Managing general life stress and anxiety can be a challenge, so next time you’re feeling a little frazzled fill your plate with these foods that are scientifically proven to help.

“From sticky paws to menopause”, my mother used to say!  Such is our journey and before you know it, you’re face planting into a vat of sugar, fat, or alcohol and strip-teasing your way into the unknown world of hot flushes and random acts of unkindness.

Did you know that in many eastern countries, many women do not have a word for menopause because they simply do not experience it as they do in the west? In fact, in the Blue Zones around the world, places where many people live so long and healthily that they forget to die, menopause is mostly unheard of.

So what makes western women so unlucky in menopause I hear you ask? Well, our stress response may have a lot to do with it.

LET’S TALK ABOUT STRESS

Clarity of brain function and unlimited energy stores are tools that we all yearn for in the high-octane business world and personal lives. We expect high performance from ourselves, our family, and maybe our employees, and the desire to be healthy and energetic is often quite intense. However, we tend to camouflage our energy potential with synthetic boosters such as coffee, alcohol, processed foods, and sugar – all of which can result in disrupted sleep patterns and radical energy swings. Sound familiar?

OUR FRIEND CORTISOL…

The hormone cortisol is produced in the adrenal cortex in response to adrenal cortical stimulating hormone (ACTH) produced in the pituitary gland. Cortisol plays an important role in regulating blood sugar, energy production, inflammation, the immune system, and healing.

If you have too little cortisol, you may suffer from fatigue, chronic fatigue, exhaustion, or a disease of the endocrine system called Addison’s disease. If your adrenal glands are producing too much cortisol, you may develop conditions such as weight gain, especially around the abdomen, depressed immune function with all of the consequences, accelerated aging, and stomach ulcers.

Cortisol is elevated in response to stress. The adrenal glands are not particular, any kind of stress will do. Your stress reaction may be physical, environmental, chemical, or imaginary and your primal hard drive is hard-wired with automatic responses to protect you from harm, hazard, and danger.

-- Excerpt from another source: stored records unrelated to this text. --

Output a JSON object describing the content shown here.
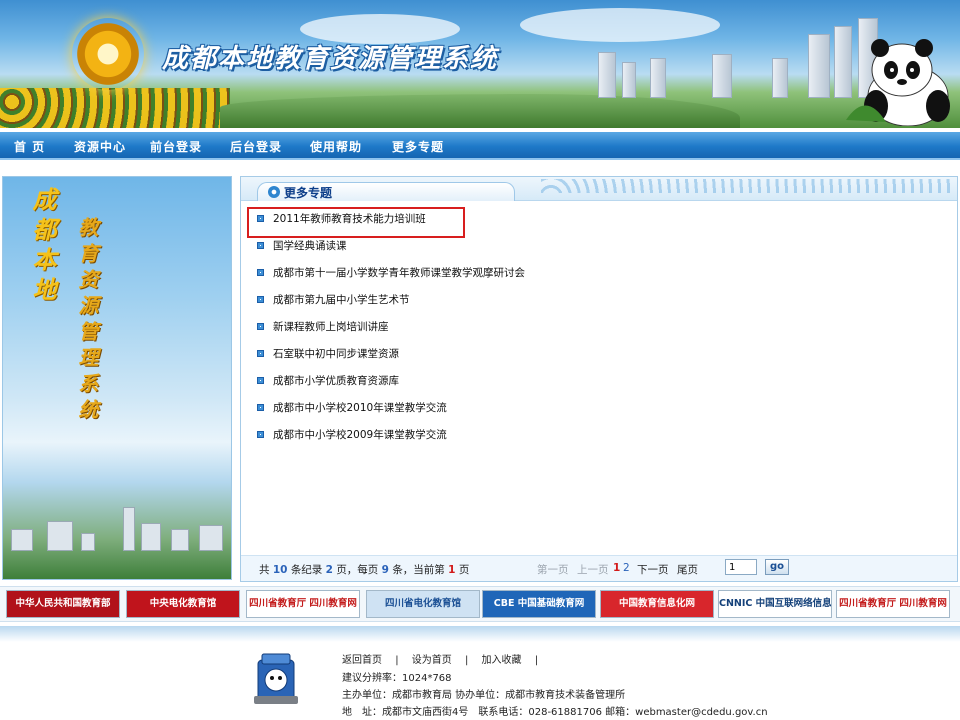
{
  "site": {
    "title": "成都本地教育资源管理系统",
    "side_title_left": "成都本地",
    "side_title_right": "教育资源管理系统"
  },
  "nav": {
    "items": [
      {
        "label": "首 页",
        "name": "nav-home"
      },
      {
        "label": "资源中心",
        "name": "nav-resource-center"
      },
      {
        "label": "前台登录",
        "name": "nav-front-login"
      },
      {
        "label": "后台登录",
        "name": "nav-admin-login"
      },
      {
        "label": "使用帮助",
        "name": "nav-help"
      },
      {
        "label": "更多专题",
        "name": "nav-more-topics"
      }
    ]
  },
  "main": {
    "section_title": "更多专题",
    "topics": [
      "2011年教师教育技术能力培训班",
      "国学经典诵读课",
      "成都市第十一届小学数学青年教师课堂教学观摩研讨会",
      "成都市第九届中小学生艺术节",
      "新课程教师上岗培训讲座",
      "石室联中初中同步课堂资源",
      "成都市小学优质教育资源库",
      "成都市中小学校2010年课堂教学交流",
      "成都市中小学校2009年课堂教学交流"
    ],
    "highlighted_index": 0
  },
  "pager": {
    "prefix": "共",
    "total_records": "10",
    "records_unit": "条纪录",
    "total_pages": "2",
    "pages_unit": "页，每页",
    "per_page": "9",
    "per_page_unit": "条，当前第",
    "current_page": "1",
    "current_unit": "页",
    "first_label": "第一页",
    "prev_label": "上一页",
    "page_1": "1",
    "page_2": "2",
    "next_label": "下一页",
    "last_label": "尾页",
    "input_value": "1",
    "go_label": "go"
  },
  "partners": [
    {
      "label": "中华人民共和国教育部",
      "bg": "#b1121a",
      "fg": "#ffffff"
    },
    {
      "label": "中央电化教育馆",
      "bg": "#c0141c",
      "fg": "#ffffff"
    },
    {
      "label": "四川省教育厅 四川教育网",
      "bg": "#ffffff",
      "fg": "#c31b1b"
    },
    {
      "label": "四川省电化教育馆",
      "bg": "#cfe2f3",
      "fg": "#1b4f94"
    },
    {
      "label": "CBE 中国基础教育网",
      "bg": "#1f66b8",
      "fg": "#ffffff"
    },
    {
      "label": "中国教育信息化网",
      "bg": "#d8262c",
      "fg": "#ffffff"
    },
    {
      "label": "CNNIC 中国互联网络信息中心",
      "bg": "#ffffff",
      "fg": "#14417a"
    },
    {
      "label": "四川省教育厅 四川教育网",
      "bg": "#ffffff",
      "fg": "#c31b1b"
    }
  ],
  "footer": {
    "links": [
      "返回首页",
      "设为首页",
      "加入收藏"
    ],
    "resolution": "建议分辨率：1024*768",
    "sponsor": "主办单位：成都市教育局 协办单位：成都市教育技术装备管理所",
    "address": "地　址：成都市文庙西街4号　联系电话：028-61881706 邮箱：webmaster@cdedu.gov.cn"
  },
  "colors": {
    "nav_bg": "#1e79c8",
    "highlight_outline": "#d81e1e",
    "current_page": "#d21a1a",
    "number_blue": "#2a62b9"
  }
}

During the stress response, many things occur. Firstly, the adrenal glands enlarge and begin to secret large doses of the hormones adrenaline and cortisol (adrenal cortical hormones). When this happens, the usual inflammatory responses are suppressed and the body becomes constantly ‘on guard’ ready for the attack. This is a well-documented biochemical reaction known as the Fight or Flight response.

STRESS AND BIOLOGICAL CHANGES

Physiological stress affects the function of the gut by decreasing the all-important gut flora lactobacilli and bifidobacteria. Stir in a dollop of menopausal hyper-reactive stress and declining levels of estrogen and the inflammatory response within the gut will flare up.

Ask any symptomatic woman and she’ll tell, she might even yell it, that menopause has made her hotter than hell. We all know heat rises, just watch that hot flush take over! And where there is heat there’s inflammation. Heat causes acid and vice versa, that’s how gut health can be compromised as we age. When you get your head around the body’s pH scale it can be a cold comfort that cooling foods can play a huge part in tempering the menopausal beast.

WHAT FOODS WILL HELP?

While the B vitamins (B3 Niacin, B1 Thiamin, B2 Riboflavin, B6, biotin, pantothenic acid, B12, folic acid) are our defense against stress – by soothing the nervous system, creating pathways to the key chemical messengers we call neurotransmitters – it is the antioxidants that are even more vital for smooth biomechanical and emotional peace.

Prebiotics and probiotics think fermented foods like kraut, pickles and miso, kefir and kombucha can all help support the gut, and supplements have their place of course. All will help to reinoculate the gut and create a healthier bacterial environment. Ultimately you have to fix the gut first, especially if you have had years, if not decades, of antibiotics and poor gut health.

A phytoestrogen rich diet including dark green leafy vegetables will help you enormously, and cooling foods like celery and cucumber are not to be underrated. Sprouts are your friend and slippery, ingredients like slippery elm, seaweed and aloe vera juice can all help to pacify a cranky digestive tract. Miso soup can do wonders as well.